Choose a family from the list generated. Do you find any more identifying information about them? What are their kids' names? What schools do they go to? Do they have a dog? Is there an illness in the family? Weddings, new babies, moves, deaths? What does the blogger do for a living?
"OK. Yeah, so?"
You're a good guy. You were merely curious. A bad guy is not just curious; he is looking for the door with no deadbolt on it. Maybe he wants the nice car you just bought and blogged about. Maybe he wants your identity to buy his own car. Maybe he wants your child.
I did a search with "(my town, my state) family blog" and in half a second, I had a list of people living in my town. Some of the families had no comments on their blogs, and still, they came up. So much for "no one reads our blog." Some of the families included nice long lists of the first and last names of friends and neighbors. So, even if they have no more information I could glean, I could try their parents', sisters' or neighbors' blogs.
Here's the first favor you can do for your friends and family. When you link them on your blog, only list their first names. (For example, "Adhis" or "Adhis and Dave" or "Queen Fantastica".) If you must have their last names, list them without the first names, if you can.
Don't post your city and state on your blog. It's not terribly hard to find your phone number even if it's NOT listed in the local phone book. Also, don't list your phone number or email address on someone else's comments section. The blog author isn't the only one reading those comments. If you must leave a way for the blog author to contact you, create a free email account just for public posting and use that in her blog. To cut down on spam, write out your email address. (For example: myfakeemail (at) hotmail dotcom, or something like that, so it is not easily picked up by webcrawlers.)
Here's the second favor you can do for your friends and family. If someone posts her phone number, email address or any other identifying information on YOUR blog, contact her and let her know you got her comment but that you are going to delete it for her sake. Then, delete it.

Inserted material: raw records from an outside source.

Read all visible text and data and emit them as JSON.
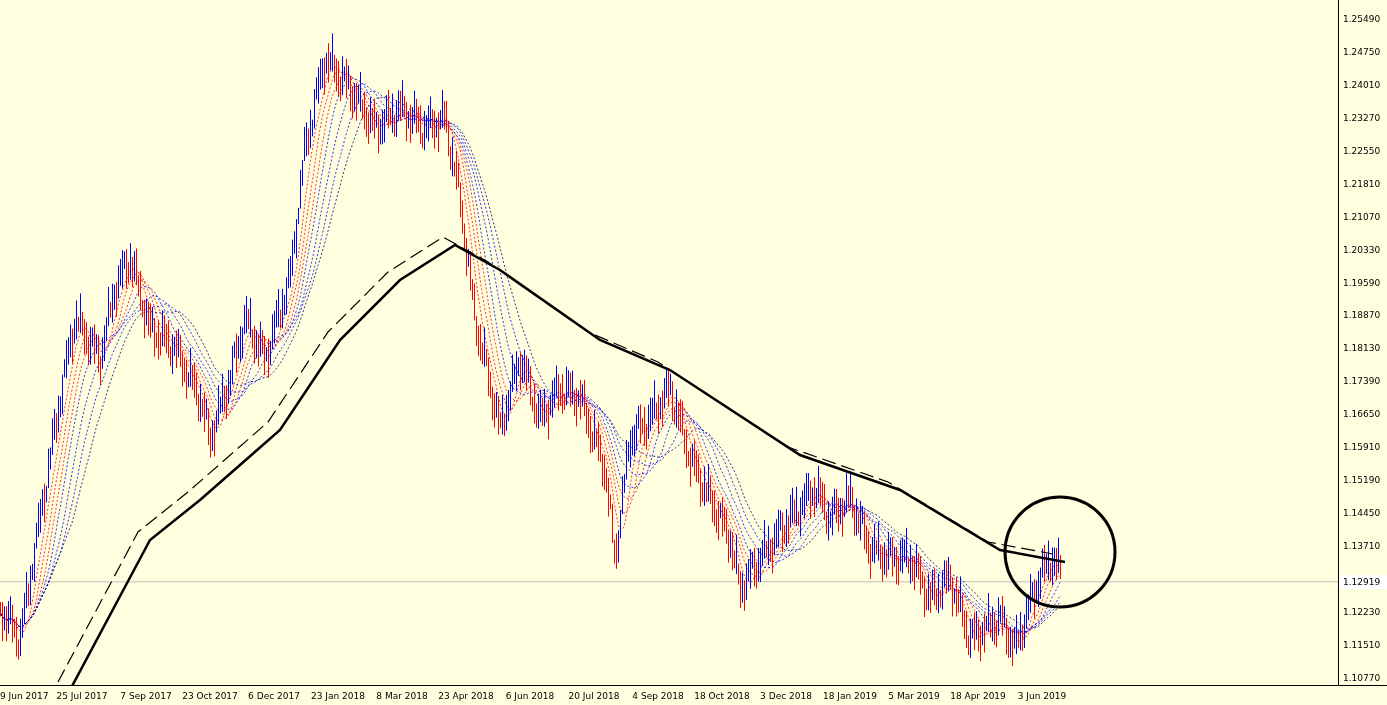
{
  "price_axis": {
    "labels": [
      "1.25490",
      "1.24750",
      "1.24010",
      "1.23270",
      "1.22550",
      "1.21810",
      "1.21070",
      "1.20330",
      "1.19590",
      "1.18870",
      "1.18130",
      "1.17390",
      "1.16650",
      "1.15910",
      "1.15190",
      "1.14450",
      "1.13710",
      "1.12230",
      "1.11510",
      "1.10770"
    ],
    "current_price": "1.12919"
  },
  "time_axis": {
    "labels": [
      "9 Jun 2017",
      "25 Jul 2017",
      "7 Sep 2017",
      "23 Oct 2017",
      "6 Dec 2017",
      "23 Jan 2018",
      "8 Mar 2018",
      "23 Apr 2018",
      "6 Jun 2018",
      "20 Jul 2018",
      "4 Sep 2018",
      "18 Oct 2018",
      "3 Dec 2018",
      "18 Jan 2019",
      "5 Mar 2019",
      "18 Apr 2019",
      "3 Jun 2019"
    ]
  }
}
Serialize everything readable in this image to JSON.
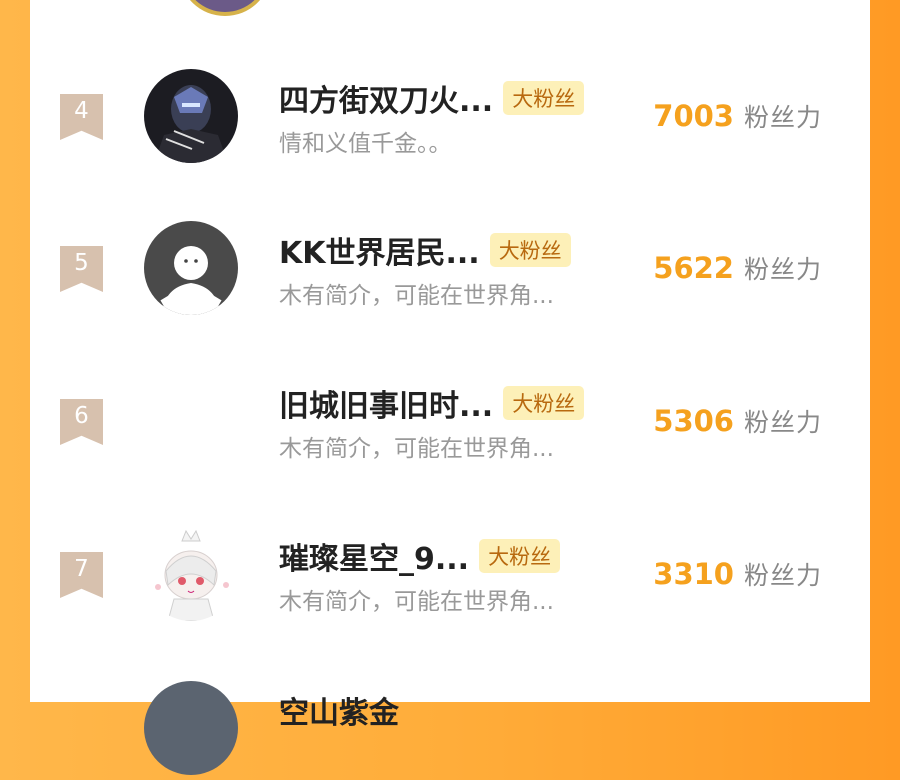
{
  "rows": [
    {
      "rank": "4",
      "name": "四方街双刀火...",
      "badge": "大粉丝",
      "bio": "情和义值千金。。",
      "score": "7003",
      "score_label": "粉丝力"
    },
    {
      "rank": "5",
      "name": "KK世界居民...",
      "badge": "大粉丝",
      "bio": "木有简介，可能在世界角...",
      "score": "5622",
      "score_label": "粉丝力"
    },
    {
      "rank": "6",
      "name": "旧城旧事旧时...",
      "badge": "大粉丝",
      "bio": "木有简介，可能在世界角...",
      "score": "5306",
      "score_label": "粉丝力"
    },
    {
      "rank": "7",
      "name": "璀璨星空_9...",
      "badge": "大粉丝",
      "bio": "木有简介，可能在世界角...",
      "score": "3310",
      "score_label": "粉丝力"
    },
    {
      "rank": "",
      "name": "空山紫金",
      "badge": "",
      "bio": "",
      "score": "",
      "score_label": ""
    }
  ],
  "colors": {
    "accent": "#f5a11e",
    "badge_bg": "#fdf0b8",
    "rank_bg": "#d7c1ae",
    "page_bg": "#ffad3a"
  }
}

And lastly, be mindful about what you say in your posts. Don't write about your husband being out of town. Wait until he gets back to blog about it. Don't talk about your plans to visit Yellowstone National Park next week. Blog all you want about your trip when you get back, but don't let the world know your house will be empty for a week. (For fun and security measure, once in a while, google your name, phone number or address and see what, if anything, comes up.)
I'm trying to inform you, not freak you out. Remember that ANYTHING, and I mean ANYTHING, you put on the public internet is accessible to anyone.